Проще всего с одеждой.
Серенькое, байковое, со штопаными локтями — для самоподготовки. Понятнее: для выполнения в классе «домашних» заданий.
Коричневое, с черным передником, с белым отложным воротничком, охватывавшим шею с каким-то особым изяществом — так схватывают желтую сердцевину тугие, отутюженные лепестки ромашки — с белыми оторочками на рукавах, — для класса, для города. Для танцев.
Чтобы узнать, как она одета, не обязательно смотреть на нее. Достаточно взглянуть на одноклассниц — Лена одета как все.
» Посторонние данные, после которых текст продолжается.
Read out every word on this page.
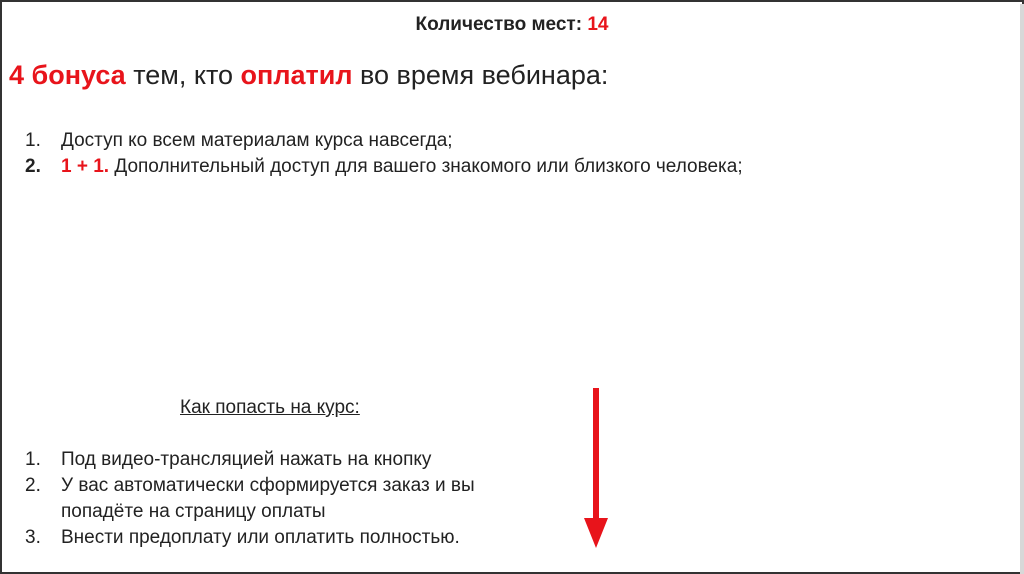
Количество мест: 14
4 бонуса тем, кто оплатил во время вебинара:
1. Доступ ко всем материалам курса навсегда;
2. 1 + 1. Дополнительный доступ для вашего знакомого или близкого человека;
Как попасть на курс:
1. Под видео-трансляцией нажать на кнопку
2. У вас автоматически сформируется заказ и вы
попадёте на страницу оплаты
3. Внести предоплату или оплатить полностью.
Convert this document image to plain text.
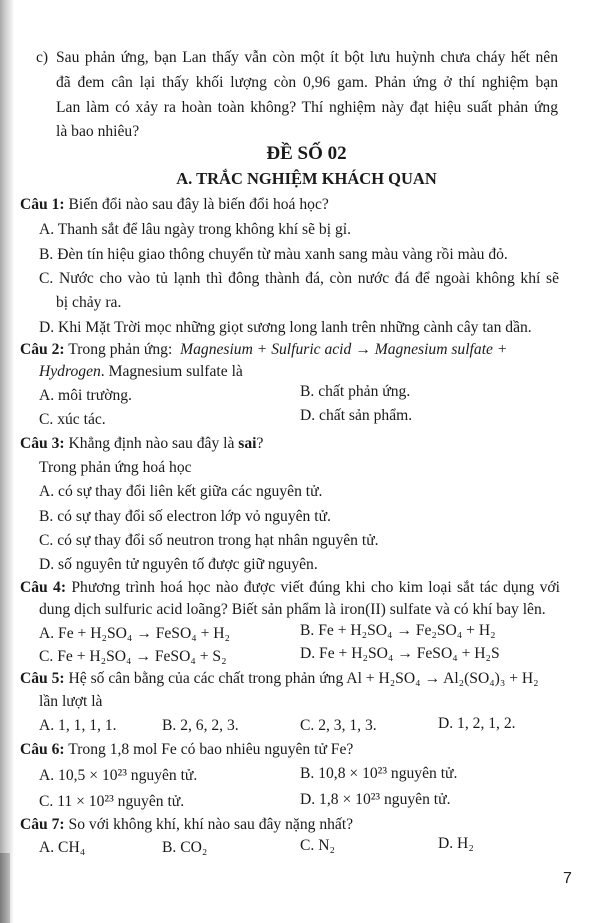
c) Sau phản ứng, bạn Lan thấy vẫn còn một ít bột lưu huỳnh chưa cháy hết nên
đã đem cân lại thấy khối lượng còn 0,96 gam. Phản ứng ở thí nghiệm bạn
Lan làm có xảy ra hoàn toàn không? Thí nghiệm này đạt hiệu suất phản ứng
là bao nhiêu?
ĐỀ SỐ 02
A. TRẮC NGHIỆM KHÁCH QUAN
Câu 1: Biến đổi nào sau đây là biến đổi hoá học?
A. Thanh sắt để lâu ngày trong không khí sẽ bị gỉ.
B. Đèn tín hiệu giao thông chuyển từ màu xanh sang màu vàng rồi màu đỏ.
C. Nước cho vào tủ lạnh thì đông thành đá, còn nước đá để ngoài không khí sẽ
bị chảy ra.
D. Khi Mặt Trời mọc những giọt sương long lanh trên những cành cây tan dần.
Câu 2: Trong phản ứng: Magnesium + Sulfuric acid → Magnesium sulfate +
Hydrogen. Magnesium sulfate là
A. môi trường.	B. chất phản ứng.
C. xúc tác.	D. chất sản phẩm.
Câu 3: Khẳng định nào sau đây là sai?
Trong phản ứng hoá học
A. có sự thay đổi liên kết giữa các nguyên tử.
B. có sự thay đổi số electron lớp vỏ nguyên tử.
C. có sự thay đổi số neutron trong hạt nhân nguyên tử.
D. số nguyên tử nguyên tố được giữ nguyên.
Câu 4: Phương trình hoá học nào được viết đúng khi cho kim loại sắt tác dụng với
dung dịch sulfuric acid loãng? Biết sản phẩm là iron(II) sulfate và có khí bay lên.
A. Fe + H₂SO₄ → FeSO₄ + H₂	B. Fe + H₂SO₄ → Fe₂SO₄ + H₂
C. Fe + H₂SO₄ → FeSO₄ + S₂	D. Fe + H₂SO₄ → FeSO₄ + H₂S
Câu 5: Hệ số cân bằng của các chất trong phản ứng Al + H₂SO₄ → Al₂(SO₄)₃ + H₂
lần lượt là
A. 1, 1, 1, 1.	B. 2, 6, 2, 3.	C. 2, 3, 1, 3.	D. 1, 2, 1, 2.
Câu 6: Trong 1,8 mol Fe có bao nhiêu nguyên tử Fe?
A. 10,5 × 10²³ nguyên tử.	B. 10,8 × 10²³ nguyên tử.
C. 11 × 10²³ nguyên tử.	D. 1,8 × 10²³ nguyên tử.
Câu 7: So với không khí, khí nào sau đây nặng nhất?
A. CH₄	B. CO₂	C. N₂	D. H₂
7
Она стройна, спортивна — когда сидела, поджав ноги, за партой, я видел со стороны, что ее тело брало грубое препятствие — черную, толстую доску сиденья — с гибкостью вьющейся виноградной лозы, и больше всего меня привлекали переливавшиеся друг в друга углы, внутренние и внешние: живот — бедра, бедра — колени. Наверное, вследствие этой стройности, гибкости одежда льнула к ней, как молодая листва. Все хорошо, все впору, что редко случается в интернатах, и уже этим она выделялась среди подруг — по крайней мере мне так казалось.
Чтобы узнать ее настроение, тоже требовалось совсем немного времени. Мне даже казалось, что я уже знал, угадывал его, едва ступив на грохочущую твердь вестибюля. У моего сердца, как и у глаз, тоже существовал загадочный скос, боковое зрение: видеть то, что видно не было. Если настроение в вестибюле было веселым, беззаботным, мое почему-то падало.
Хотя надо признаться — смеющейся я ее почти не запомнил.
Как только замечал ее среди танцующих или среди девчонок, прилепившихся к крайней колонне, меня словно подхлестывали: сердце, сосуды, вегетативная система — все, о чем узнал лет пятнадцать спустя, перескакивало на другой, более высокий режим, когда топливо сгорает, как порох, оставляя в голове синеватый чад, и я буквально взлетал на третий этаж.
Входил в класс и, не зажигая света, садился за свою парту. Сидел, подперев голову ладонями, прислушивался к тому, что делалось внизу: до меня докатывались привядшие, опадающие в пути волны музыки и смеха; прислушивался к тому, что творилось внутри меня самого, откуда с еще больших глубин, чем музыка и смех, поднимался сопутствующий выброс: дым, пепел, пар. Я представлял, как она танцует, смеется, представлял ее лицо с двумя крошечными черными родинками, увязшими в нежном соцветии щек, время для меня летело еще стремительнее, чем для танцевавших. Мне тоже хотелось, чтобы танцы продолжались как можно дольше. Но гасла музыка, смех, и к себе уже прислушиваться не было надобности: все успокаивалось, перегорало, только горло першило — от дыма, от пепла, от пара. Дожидался, пока внизу все стихнет, спускался в вестибюль и выходил на улицу. Иногда впереди себя слышал в темноте ее удаляющийся голос. Отлив!